Perceptions of Methamphetamine Use in Three Western Tribal Communities: Implications for Child Abuse in Indian Country (2007) In an attempt to explore the increasing concerns raised by the emerging methamphetamine epidemic in Indian country, professionals from three Western Tribal communities were asked to complete a survey about their perceptions of meth us and implications for child abuse in the communities in which they worked. This study was funded through the Training and Technical Assistance grant that the Tribal Law and Policy Institute receives for Children’s Justice Act Partnerships in Indian Communities to assist tribes in addressing serious child abuse. The tribes and individuals that participated in the study were guaranteed anonymity due to the sensitive nature of the questions being asked. However, each Tribal Council provided permission for the surveys to be conducted within their service areas.
Tribal Healing to Wellness Courts: Needs Assessment Report (2010) As part of a grant from the Bureau of Justice Assistance (BJA) to provide training and technical assistance for Tribal Healing to Wellness Courts, the Tribal Law and Policy Institute (TLPI) sent out a Needs Assessment Survey in November of 2009. The survey was sent to over 90 tribes that either currently have an active Wellness Court, or have had a Wellness Court at some time in the past but it is no longer functioning. Attention was given to ensure that the current 13 BJA Wellness Court grantees completed the survey. The primary purpose of the survey was to gain insight into the most pressing needs among active Wellness Courts, as well as to determine the needs of courts that are no longer functioning, so that TLPI could focus our efforts on the most relevant training and technical assistance. This report summarizes the results of this survey and provides an analysis of the implications for training and technical assistance, BJA, and Tribal Healing to Wellness Courts.
Healing to Wellness Courts: Therapeutic Jurisprudence, Joseph Thomas Flies-Away & Carrie E. Garrow, 2013 Mich St. L. Rev. 403 (2013).

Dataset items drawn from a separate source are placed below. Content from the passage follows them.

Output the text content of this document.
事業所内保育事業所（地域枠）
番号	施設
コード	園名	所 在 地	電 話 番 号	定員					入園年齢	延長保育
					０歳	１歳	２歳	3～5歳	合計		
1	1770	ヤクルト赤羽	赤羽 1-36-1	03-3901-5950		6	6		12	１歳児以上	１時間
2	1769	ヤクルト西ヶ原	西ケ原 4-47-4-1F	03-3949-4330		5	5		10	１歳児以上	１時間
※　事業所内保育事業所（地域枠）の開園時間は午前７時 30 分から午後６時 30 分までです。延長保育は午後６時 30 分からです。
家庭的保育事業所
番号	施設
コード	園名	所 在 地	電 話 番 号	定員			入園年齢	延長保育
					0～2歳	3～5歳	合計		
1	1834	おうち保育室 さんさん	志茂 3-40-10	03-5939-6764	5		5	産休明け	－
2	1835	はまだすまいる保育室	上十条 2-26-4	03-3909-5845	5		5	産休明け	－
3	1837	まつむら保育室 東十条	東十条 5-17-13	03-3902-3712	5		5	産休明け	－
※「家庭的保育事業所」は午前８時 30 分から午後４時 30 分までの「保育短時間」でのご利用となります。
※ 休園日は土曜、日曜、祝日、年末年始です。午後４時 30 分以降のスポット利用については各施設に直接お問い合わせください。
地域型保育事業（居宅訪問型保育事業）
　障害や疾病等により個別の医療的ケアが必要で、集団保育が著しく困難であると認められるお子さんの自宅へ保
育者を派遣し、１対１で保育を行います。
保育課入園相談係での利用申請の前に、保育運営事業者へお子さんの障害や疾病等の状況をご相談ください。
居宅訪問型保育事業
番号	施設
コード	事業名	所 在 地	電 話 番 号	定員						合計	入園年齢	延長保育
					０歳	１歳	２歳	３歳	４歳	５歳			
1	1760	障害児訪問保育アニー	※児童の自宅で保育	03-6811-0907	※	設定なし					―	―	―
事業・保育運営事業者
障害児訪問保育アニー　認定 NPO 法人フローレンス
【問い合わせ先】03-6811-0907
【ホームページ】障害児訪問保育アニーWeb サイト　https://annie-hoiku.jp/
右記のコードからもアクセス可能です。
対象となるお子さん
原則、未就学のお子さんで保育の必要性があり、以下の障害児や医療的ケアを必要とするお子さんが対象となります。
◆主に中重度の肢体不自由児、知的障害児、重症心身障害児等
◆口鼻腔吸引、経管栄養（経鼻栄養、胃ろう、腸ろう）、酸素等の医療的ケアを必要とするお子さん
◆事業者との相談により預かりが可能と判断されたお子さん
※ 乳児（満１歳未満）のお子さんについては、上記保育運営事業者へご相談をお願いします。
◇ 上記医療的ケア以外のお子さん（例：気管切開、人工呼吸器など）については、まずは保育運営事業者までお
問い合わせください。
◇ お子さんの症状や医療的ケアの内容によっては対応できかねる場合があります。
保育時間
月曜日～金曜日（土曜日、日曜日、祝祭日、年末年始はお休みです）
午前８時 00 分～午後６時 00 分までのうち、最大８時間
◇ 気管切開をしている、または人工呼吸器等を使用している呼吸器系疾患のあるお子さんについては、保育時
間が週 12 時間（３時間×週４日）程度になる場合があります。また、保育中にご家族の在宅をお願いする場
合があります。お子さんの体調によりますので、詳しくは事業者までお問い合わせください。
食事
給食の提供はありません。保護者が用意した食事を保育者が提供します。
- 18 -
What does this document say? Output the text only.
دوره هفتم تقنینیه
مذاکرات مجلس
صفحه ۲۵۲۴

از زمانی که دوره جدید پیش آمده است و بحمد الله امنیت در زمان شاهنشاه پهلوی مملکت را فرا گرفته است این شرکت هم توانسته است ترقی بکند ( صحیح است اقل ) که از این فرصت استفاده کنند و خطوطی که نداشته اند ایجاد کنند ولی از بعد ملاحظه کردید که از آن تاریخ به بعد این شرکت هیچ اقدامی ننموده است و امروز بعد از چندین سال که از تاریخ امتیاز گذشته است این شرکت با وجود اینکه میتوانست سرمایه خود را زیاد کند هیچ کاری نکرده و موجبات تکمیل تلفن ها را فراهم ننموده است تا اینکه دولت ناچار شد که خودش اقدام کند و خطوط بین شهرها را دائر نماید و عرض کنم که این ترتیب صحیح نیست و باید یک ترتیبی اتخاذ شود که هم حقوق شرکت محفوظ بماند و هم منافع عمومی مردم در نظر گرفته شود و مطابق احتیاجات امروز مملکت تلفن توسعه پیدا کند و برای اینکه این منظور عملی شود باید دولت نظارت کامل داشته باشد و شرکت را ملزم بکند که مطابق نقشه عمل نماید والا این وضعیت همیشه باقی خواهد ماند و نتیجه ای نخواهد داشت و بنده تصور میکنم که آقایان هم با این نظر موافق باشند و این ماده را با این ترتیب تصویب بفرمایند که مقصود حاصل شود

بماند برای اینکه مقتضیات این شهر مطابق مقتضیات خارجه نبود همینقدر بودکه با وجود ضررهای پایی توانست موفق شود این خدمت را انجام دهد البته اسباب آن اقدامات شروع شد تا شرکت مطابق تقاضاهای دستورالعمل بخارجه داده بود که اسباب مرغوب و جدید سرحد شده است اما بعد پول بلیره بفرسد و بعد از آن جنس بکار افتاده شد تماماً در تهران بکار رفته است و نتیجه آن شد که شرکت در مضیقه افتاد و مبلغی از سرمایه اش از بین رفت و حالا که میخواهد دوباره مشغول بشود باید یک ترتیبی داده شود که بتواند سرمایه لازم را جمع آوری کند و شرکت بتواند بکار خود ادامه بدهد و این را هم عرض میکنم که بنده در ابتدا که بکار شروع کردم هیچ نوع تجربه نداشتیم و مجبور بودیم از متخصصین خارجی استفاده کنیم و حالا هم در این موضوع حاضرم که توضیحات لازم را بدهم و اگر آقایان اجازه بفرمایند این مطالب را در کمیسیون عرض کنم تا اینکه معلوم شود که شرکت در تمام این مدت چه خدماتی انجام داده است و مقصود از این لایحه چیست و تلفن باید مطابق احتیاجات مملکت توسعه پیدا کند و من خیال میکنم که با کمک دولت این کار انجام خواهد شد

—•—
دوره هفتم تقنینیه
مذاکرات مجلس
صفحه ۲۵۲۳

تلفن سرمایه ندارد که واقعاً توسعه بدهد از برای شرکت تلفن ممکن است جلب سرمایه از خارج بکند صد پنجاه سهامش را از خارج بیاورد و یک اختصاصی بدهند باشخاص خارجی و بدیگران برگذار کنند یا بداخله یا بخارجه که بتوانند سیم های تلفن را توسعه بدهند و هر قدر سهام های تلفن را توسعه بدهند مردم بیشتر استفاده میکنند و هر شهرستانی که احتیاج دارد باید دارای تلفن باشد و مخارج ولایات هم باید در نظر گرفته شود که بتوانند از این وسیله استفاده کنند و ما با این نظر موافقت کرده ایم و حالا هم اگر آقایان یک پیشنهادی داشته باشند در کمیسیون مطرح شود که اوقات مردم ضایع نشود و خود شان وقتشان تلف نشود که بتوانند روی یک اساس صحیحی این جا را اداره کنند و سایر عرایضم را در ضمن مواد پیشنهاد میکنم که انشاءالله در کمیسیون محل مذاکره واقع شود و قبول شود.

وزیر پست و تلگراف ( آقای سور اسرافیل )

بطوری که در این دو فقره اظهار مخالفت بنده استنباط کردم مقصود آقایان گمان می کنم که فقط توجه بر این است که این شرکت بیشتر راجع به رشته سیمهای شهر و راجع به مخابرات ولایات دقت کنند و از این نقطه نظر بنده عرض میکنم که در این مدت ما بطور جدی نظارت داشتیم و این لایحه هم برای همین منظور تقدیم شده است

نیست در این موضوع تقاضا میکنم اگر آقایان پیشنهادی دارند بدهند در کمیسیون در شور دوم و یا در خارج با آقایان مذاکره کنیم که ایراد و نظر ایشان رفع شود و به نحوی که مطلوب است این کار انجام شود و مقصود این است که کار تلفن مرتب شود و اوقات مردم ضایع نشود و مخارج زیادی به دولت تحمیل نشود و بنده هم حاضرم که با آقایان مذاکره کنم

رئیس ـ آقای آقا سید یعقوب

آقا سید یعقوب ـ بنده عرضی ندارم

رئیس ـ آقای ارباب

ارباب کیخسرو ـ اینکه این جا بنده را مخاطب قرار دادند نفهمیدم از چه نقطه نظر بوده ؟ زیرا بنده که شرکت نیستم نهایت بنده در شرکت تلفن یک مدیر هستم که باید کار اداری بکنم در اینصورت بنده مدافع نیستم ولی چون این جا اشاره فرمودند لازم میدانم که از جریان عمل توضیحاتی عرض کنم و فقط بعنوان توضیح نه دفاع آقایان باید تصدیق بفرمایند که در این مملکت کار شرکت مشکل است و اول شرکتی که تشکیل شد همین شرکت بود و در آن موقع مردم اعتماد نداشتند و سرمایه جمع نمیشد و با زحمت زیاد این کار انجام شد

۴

This law review article by two experienced Healing to Wellness Court Judges and technical assistance providers explores Healing to Wellness Courts as a less adversarial approach concerned with healing (treatment), personal responsibility, and accountability. Part I defines Healing to Wellness Courts as tribal renditions of drug courts and describes the connection to therapeutic justice. Part II describes and discusses plus (+) spirituality. Part III depicts the correlation between Healing to Wellness Courts and human rights. Finally, Part IV contends that tribal governments and the federal government must support, build, and systematically institutionalize Healing to Wellness Courts.